Avec le temps, L. vit pleinement cette dimension d’écoute qui a toujours été forte en lui : « Je me sens très bien dans la relation téléphonique. On devient sensible à beaucoup de choses, on perçoit l’intonation de la personne, on arrive à réaliser ce qu’elle vit émotionnellement. On pénètre dans son expérience de vie. Ce qu’on perçoit au téléphone, c’est un monde. » Blindé face à la souffrance, L. ? « Non, ce serait terrible. Je sais seulement qu’elle est un lot quotidien de l’existence humaine. Cela dit, chacun dispose de plus de ressources qu’il n’imagine. »
L. n’a jamais envisagé d’arrêter : « Je commence à devenir vraiment vieux.
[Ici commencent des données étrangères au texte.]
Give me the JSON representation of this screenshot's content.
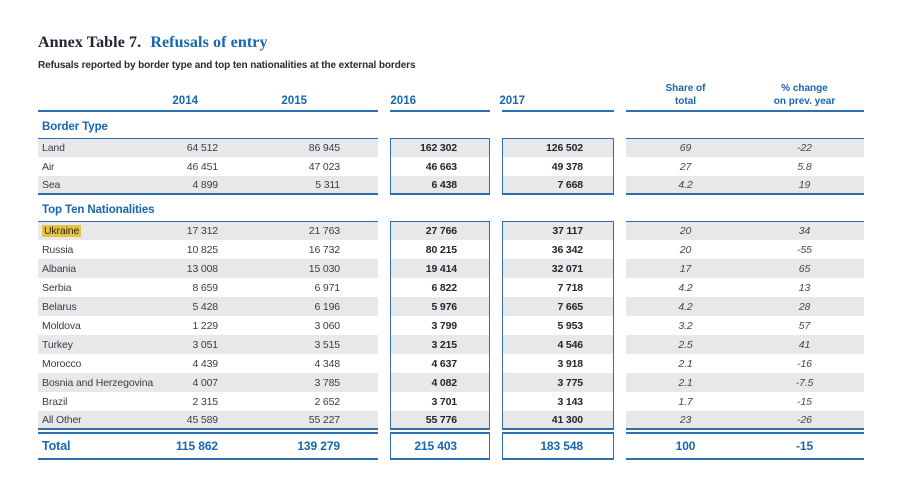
{
  "header": {
    "annex_label": "Annex Table 7.",
    "title": "Refusals of entry",
    "subtitle": "Refusals reported by border type and top ten nationalities at the external borders"
  },
  "columns": {
    "years": [
      "2014",
      "2015",
      "2016",
      "2017"
    ],
    "share": "Share of\ntotal",
    "pct_change": "% change\non prev. year"
  },
  "colors": {
    "accent_blue": "#1766af",
    "line_blue": "#2f6fb0",
    "stripe_gray": "#e8e8ea",
    "highlight_gold": "#e9c23f"
  },
  "table": {
    "sections": [
      {
        "title": "Border Type",
        "rows": [
          {
            "label": "Land",
            "y2014": "64 512",
            "y2015": "86 945",
            "y2016": "162 302",
            "y2017": "126 502",
            "share": "69",
            "pct": "-22"
          },
          {
            "label": "Air",
            "y2014": "46 451",
            "y2015": "47 023",
            "y2016": "46 663",
            "y2017": "49 378",
            "share": "27",
            "pct": "5.8"
          },
          {
            "label": "Sea",
            "y2014": "4 899",
            "y2015": "5 311",
            "y2016": "6 438",
            "y2017": "7 668",
            "share": "4.2",
            "pct": "19"
          }
        ]
      },
      {
        "title": "Top Ten Nationalities",
        "rows": [
          {
            "label": "Ukraine",
            "highlight": true,
            "y2014": "17 312",
            "y2015": "21 763",
            "y2016": "27 766",
            "y2017": "37 117",
            "share": "20",
            "pct": "34"
          },
          {
            "label": "Russia",
            "y2014": "10 825",
            "y2015": "16 732",
            "y2016": "80 215",
            "y2017": "36 342",
            "share": "20",
            "pct": "-55"
          },
          {
            "label": "Albania",
            "y2014": "13 008",
            "y2015": "15 030",
            "y2016": "19 414",
            "y2017": "32 071",
            "share": "17",
            "pct": "65"
          },
          {
            "label": "Serbia",
            "y2014": "8 659",
            "y2015": "6 971",
            "y2016": "6 822",
            "y2017": "7 718",
            "share": "4.2",
            "pct": "13"
          },
          {
            "label": "Belarus",
            "y2014": "5 428",
            "y2015": "6 196",
            "y2016": "5 976",
            "y2017": "7 665",
            "share": "4.2",
            "pct": "28"
          },
          {
            "label": "Moldova",
            "y2014": "1 229",
            "y2015": "3 060",
            "y2016": "3 799",
            "y2017": "5 953",
            "share": "3.2",
            "pct": "57"
          },
          {
            "label": "Turkey",
            "y2014": "3 051",
            "y2015": "3 515",
            "y2016": "3 215",
            "y2017": "4 546",
            "share": "2.5",
            "pct": "41"
          },
          {
            "label": "Morocco",
            "y2014": "4 439",
            "y2015": "4 348",
            "y2016": "4 637",
            "y2017": "3 918",
            "share": "2.1",
            "pct": "-16"
          },
          {
            "label": "Bosnia and Herzegovina",
            "y2014": "4 007",
            "y2015": "3 785",
            "y2016": "4 082",
            "y2017": "3 775",
            "share": "2.1",
            "pct": "-7.5"
          },
          {
            "label": "Brazil",
            "y2014": "2 315",
            "y2015": "2 652",
            "y2016": "3 701",
            "y2017": "3 143",
            "share": "1.7",
            "pct": "-15"
          },
          {
            "label": "All Other",
            "y2014": "45 589",
            "y2015": "55 227",
            "y2016": "55 776",
            "y2017": "41 300",
            "share": "23",
            "pct": "-26"
          }
        ]
      }
    ],
    "total": {
      "label": "Total",
      "y2014": "115 862",
      "y2015": "139 279",
      "y2016": "215 403",
      "y2017": "183 548",
      "share": "100",
      "pct": "-15"
    }
  }
}
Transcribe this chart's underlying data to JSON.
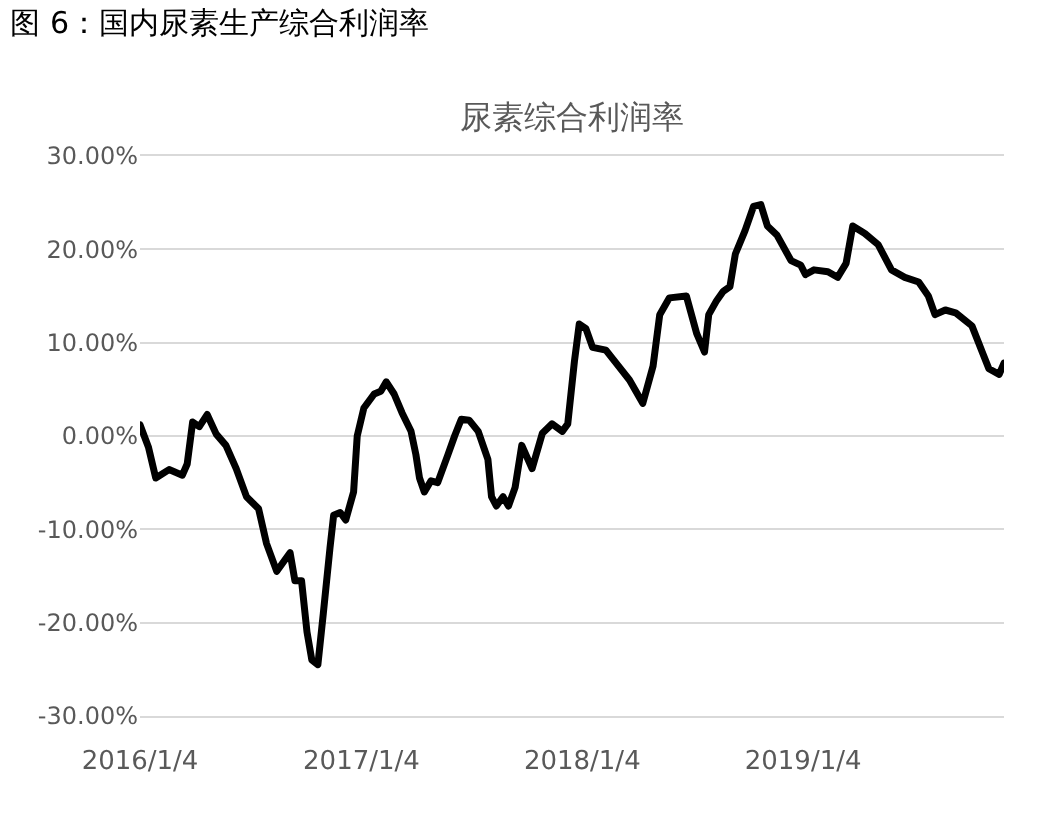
{
  "chart_data": {
    "type": "line",
    "title": "图 6：国内尿素生产综合利润率",
    "subtitle": "尿素综合利润率",
    "x": [
      "2016-01-04",
      "2016-01-18",
      "2016-01-30",
      "2016-02-21",
      "2016-03-14",
      "2016-03-22",
      "2016-03-31",
      "2016-04-11",
      "2016-04-24",
      "2016-05-09",
      "2016-05-25",
      "2016-06-11",
      "2016-06-28",
      "2016-07-18",
      "2016-07-31",
      "2016-08-17",
      "2016-09-08",
      "2016-09-16",
      "2016-09-27",
      "2016-10-06",
      "2016-10-14",
      "2016-10-24",
      "2016-11-02",
      "2016-11-13",
      "2016-11-19",
      "2016-11-30",
      "2016-12-09",
      "2016-12-22",
      "2016-12-28",
      "2017-01-08",
      "2017-01-25",
      "2017-02-05",
      "2017-02-14",
      "2017-02-27",
      "2017-03-12",
      "2017-03-27",
      "2017-04-04",
      "2017-04-10",
      "2017-04-18",
      "2017-04-29",
      "2017-05-10",
      "2017-05-27",
      "2017-06-07",
      "2017-06-18",
      "2017-07-01",
      "2017-07-16",
      "2017-08-01",
      "2017-08-07",
      "2017-08-15",
      "2017-08-26",
      "2017-09-04",
      "2017-09-15",
      "2017-09-26",
      "2017-10-13",
      "2017-10-30",
      "2017-11-15",
      "2017-12-02",
      "2017-12-11",
      "2017-12-22",
      "2017-12-30",
      "2018-01-10",
      "2018-01-21",
      "2018-02-12",
      "2018-03-01",
      "2018-03-23",
      "2018-04-14",
      "2018-05-01",
      "2018-05-12",
      "2018-05-28",
      "2018-06-25",
      "2018-07-12",
      "2018-07-25",
      "2018-08-01",
      "2018-08-14",
      "2018-08-25",
      "2018-09-05",
      "2018-09-14",
      "2018-09-30",
      "2018-10-14",
      "2018-10-26",
      "2018-11-06",
      "2018-11-22",
      "2018-12-15",
      "2018-12-31",
      "2019-01-08",
      "2019-01-22",
      "2019-02-14",
      "2019-03-02",
      "2019-03-16",
      "2019-03-27",
      "2019-04-16",
      "2019-05-08",
      "2019-05-30",
      "2019-06-21",
      "2019-07-14",
      "2019-07-30",
      "2019-08-10",
      "2019-08-27",
      "2019-09-13",
      "2019-10-10",
      "2019-10-27",
      "2019-11-07",
      "2019-11-24",
      "2019-12-02"
    ],
    "series": [
      {
        "color": "#000000",
        "values": [
          1.2,
          -1.2,
          -4.5,
          -3.6,
          -4.2,
          -3.0,
          1.5,
          1.0,
          2.3,
          0.2,
          -1.0,
          -3.5,
          -6.5,
          -7.8,
          -11.5,
          -14.5,
          -12.5,
          -15.5,
          -15.5,
          -21,
          -24,
          -24.5,
          -19,
          -12,
          -8.5,
          -8.2,
          -9,
          -6,
          0,
          3,
          4.5,
          4.8,
          5.8,
          4.5,
          2.5,
          0.5,
          -2,
          -4.5,
          -6,
          -4.8,
          -5,
          -2,
          0,
          1.8,
          1.7,
          0.5,
          -2.5,
          -6.5,
          -7.5,
          -6.5,
          -7.5,
          -5.5,
          -1,
          -3.5,
          0.3,
          1.3,
          0.5,
          1.3,
          8,
          12,
          11.5,
          9.5,
          9.2,
          7.8,
          6,
          3.5,
          7.5,
          13,
          14.8,
          15,
          11,
          9,
          13,
          14.5,
          15.5,
          16,
          19.5,
          22,
          24.6,
          24.8,
          22.5,
          21.5,
          18.8,
          18.3,
          17.3,
          17.8,
          17.6,
          17,
          18.5,
          22.5,
          21.7,
          20.5,
          17.8,
          17,
          16.5,
          15,
          13,
          13.5,
          13.2,
          11.8,
          9,
          7.2,
          6.6,
          7.8
        ]
      }
    ],
    "xlim": [
      "2016-01-04",
      "2019-12-02"
    ],
    "xticks": [
      {
        "value": "2016-01-04",
        "label": "2016/1/4"
      },
      {
        "value": "2017-01-04",
        "label": "2017/1/4"
      },
      {
        "value": "2018-01-04",
        "label": "2018/1/4"
      },
      {
        "value": "2019-01-04",
        "label": "2019/1/4"
      }
    ],
    "ylim": [
      -30,
      30
    ],
    "yticks": [
      {
        "value": -30,
        "label": "-30.00%"
      },
      {
        "value": -20,
        "label": "-20.00%"
      },
      {
        "value": -10,
        "label": "-10.00%"
      },
      {
        "value": 0,
        "label": "0.00%"
      },
      {
        "value": 10,
        "label": "10.00%"
      },
      {
        "value": 20,
        "label": "20.00%"
      },
      {
        "value": 30,
        "label": "30.00%"
      }
    ],
    "grid": "y",
    "legend": false,
    "marker": "none",
    "line_style": "solid"
  }
}
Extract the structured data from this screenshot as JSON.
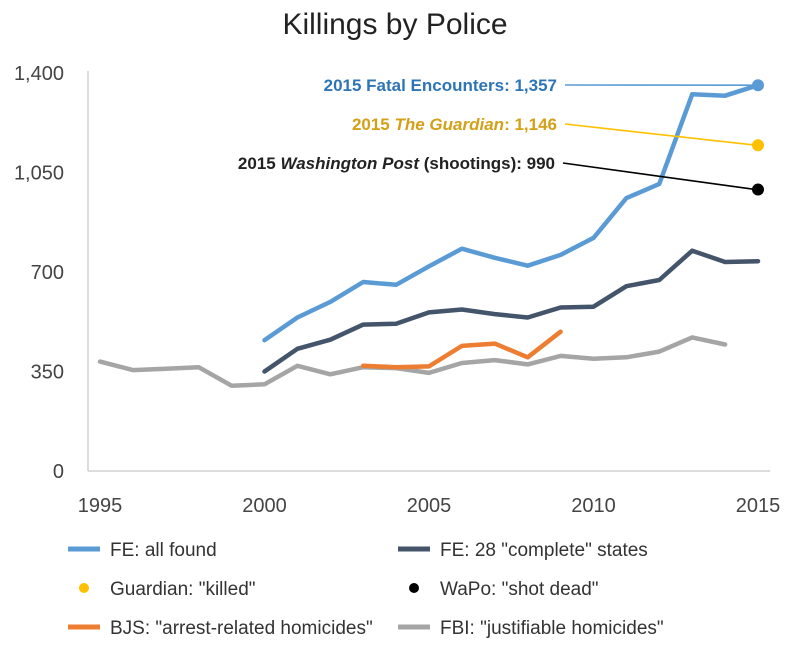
{
  "chart_data": {
    "type": "line",
    "title": "Killings by Police",
    "xlabel": "",
    "ylabel": "",
    "xlim": [
      1995,
      2015
    ],
    "ylim": [
      0,
      1400
    ],
    "x_ticks": [
      "1995",
      "2000",
      "2005",
      "2010",
      "2015"
    ],
    "x_tick_values": [
      1995,
      2000,
      2005,
      2010,
      2015
    ],
    "y_ticks": [
      "0",
      "350",
      "700",
      "1,050",
      "1,400"
    ],
    "y_tick_values": [
      0,
      350,
      700,
      1050,
      1400
    ],
    "series": [
      {
        "name": "FE: all found",
        "color": "#5b9bd5",
        "x": [
          2000,
          2001,
          2002,
          2003,
          2004,
          2005,
          2006,
          2007,
          2008,
          2009,
          2010,
          2011,
          2012,
          2013,
          2014,
          2015
        ],
        "values": [
          460,
          540,
          595,
          665,
          655,
          720,
          782,
          750,
          722,
          760,
          820,
          960,
          1010,
          1325,
          1320,
          1357
        ]
      },
      {
        "name": "FE: 28 \"complete\" states",
        "color": "#44546a",
        "x": [
          2000,
          2001,
          2002,
          2003,
          2004,
          2005,
          2006,
          2007,
          2008,
          2009,
          2010,
          2011,
          2012,
          2013,
          2014,
          2015
        ],
        "values": [
          350,
          430,
          462,
          515,
          518,
          558,
          568,
          552,
          540,
          575,
          578,
          650,
          672,
          775,
          735,
          738
        ]
      },
      {
        "name": "BJS: \"arrest-related homicides\"",
        "color": "#ed7d31",
        "x": [
          2003,
          2004,
          2005,
          2006,
          2007,
          2008,
          2009
        ],
        "values": [
          370,
          365,
          368,
          440,
          448,
          400,
          490
        ]
      },
      {
        "name": "FBI: \"justifiable homicides\"",
        "color": "#a5a5a5",
        "x": [
          1995,
          1996,
          1997,
          1998,
          1999,
          2000,
          2001,
          2002,
          2003,
          2004,
          2005,
          2006,
          2007,
          2008,
          2009,
          2010,
          2011,
          2012,
          2013,
          2014
        ],
        "values": [
          385,
          355,
          360,
          365,
          300,
          305,
          370,
          340,
          365,
          362,
          345,
          380,
          390,
          375,
          405,
          395,
          400,
          420,
          470,
          445
        ]
      }
    ],
    "points": [
      {
        "name": "Guardian: \"killed\"",
        "color": "#ffc000",
        "x": 2015,
        "value": 1146
      },
      {
        "name": "WaPo: \"shot dead\"",
        "color": "#000000",
        "x": 2015,
        "value": 990
      }
    ],
    "annotations": [
      {
        "parts": [
          {
            "text": "2015 Fatal Encounters:  1,357",
            "italic": false
          }
        ],
        "color": "#2e75b6",
        "x": 2015,
        "value": 1357
      },
      {
        "parts": [
          {
            "text": "2015 ",
            "italic": false
          },
          {
            "text": "The Guardian",
            "italic": true
          },
          {
            "text": ":  1,146",
            "italic": false
          }
        ],
        "color": "#d4a017",
        "x": 2015,
        "value": 1146
      },
      {
        "parts": [
          {
            "text": "2015 ",
            "italic": false
          },
          {
            "text": "Washington Post",
            "italic": true
          },
          {
            "text": " (shootings):    990",
            "italic": false
          }
        ],
        "color": "#222222",
        "x": 2015,
        "value": 990
      }
    ],
    "legend": [
      {
        "label": "FE: all found",
        "color": "#5b9bd5",
        "marker": "line"
      },
      {
        "label": "FE: 28 \"complete\" states",
        "color": "#44546a",
        "marker": "line"
      },
      {
        "label": "Guardian: \"killed\"",
        "color": "#ffc000",
        "marker": "dot"
      },
      {
        "label": "WaPo: \"shot dead\"",
        "color": "#000000",
        "marker": "dot"
      },
      {
        "label": "BJS: \"arrest-related homicides\"",
        "color": "#ed7d31",
        "marker": "line"
      },
      {
        "label": "FBI: \"justifiable homicides\"",
        "color": "#a5a5a5",
        "marker": "line"
      }
    ],
    "legend_position": "bottom",
    "grid": false
  }
}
Pour le moment, je n’éprouve pas de ras-le-bol. Suis-je encore un bon répondant ? On risque toujours de rentrer dans une routine et de répondre de façon désincarnée. Heureusement, le contact avec les collègues permet de mieux se situer. »
La Main Tendue en chiffres
143, un numéro de téléphone unique dans toute la Suisse ainsi que par www.143.ch
24h/24,365 jours sur 365 de présence et d’écoute
14 associations au sein d’une organisation nationale
Plus de 270 000 appels pour l’ensemble du pays, dont près de 70 000 en Suisse romande
670 bénévoles au niveau national
65 ans de moyenne d’âge des bénévoles
70 % des appels sont faits par des femmes
70 % à 80 % des bénévoles sont des femmes
24 décembre 1966, La Main Tendue Vaud voit le jour.